Jarrett English and a second plaintiff, represented by the ACLU of Wisconsin and cooperating attorney A. Steven Porter, were arrested on August 30, 2016, after Milwaukee Police shut down a gathering of people who had been mourning and protesting the fatal police shooting of Sylville Smith in the Sherman Park neighborhood for three weeks. 

The ACLU of Wisconsin with cooperating counsel Porter, filed a lawsuit on behalf of the two in the Federal District court in 2019. The suit alleges that their rights to freedom of assembly and expression and to be free from unlawful arrest were violated when Milwaukee Police arrested them for simply being in the area after a police operation forced people to leave the site of Smith’s memorial. Milwaukee Police in riot gear encountered the plaintiffs at separate locations blocks from the memorial site, ordered them to leave, and then arrested them without explanation even though they were not engaged in any illegal activity.

The court recognized that “In a free society, police officers do not have plenary authority to order citizens to ‘move on’ or disperse.” While ruling that a jury will ultimately have to decide the facts, the opinion expresses skepticism about the police department’s defense, noting evidence indicating “that the failure of [the plaintiffs] to comply immediately (within seconds) of being ordered to disperse caused, at most, a mere inconvenience to the officers, who are now just trying to rationalize a pre-ordained decision.”

“If the pledge of law enforcement is to uphold the Constitution and people’s rights, they’ve got to do it all the time and not just when they feel like it. The right to peacefully assemble is one of the cornerstones of democracy and civil rights. Without it, we live in tyranny,” said Plaintiff Jarrett English. “After such a long road, with more to go, I am grateful for this decision.”

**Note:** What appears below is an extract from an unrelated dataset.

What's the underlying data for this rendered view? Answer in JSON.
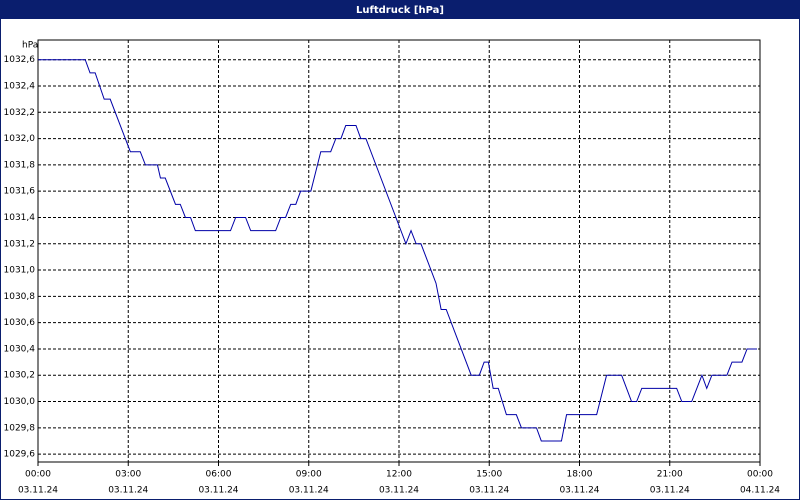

“Both of our clients were traumatized by their unlawful arrests. Police do not have the power to intimidate and arrest people at their whim, and we are glad that the judge ruled that a jury will decide whether Milwaukee Police violated their constitutional rights,” said Larry Dupuis, legal director of the ACLU of Wisconsin. “People should be able to participate in and observe  protests without fear that they will be unlawfully detained by police.”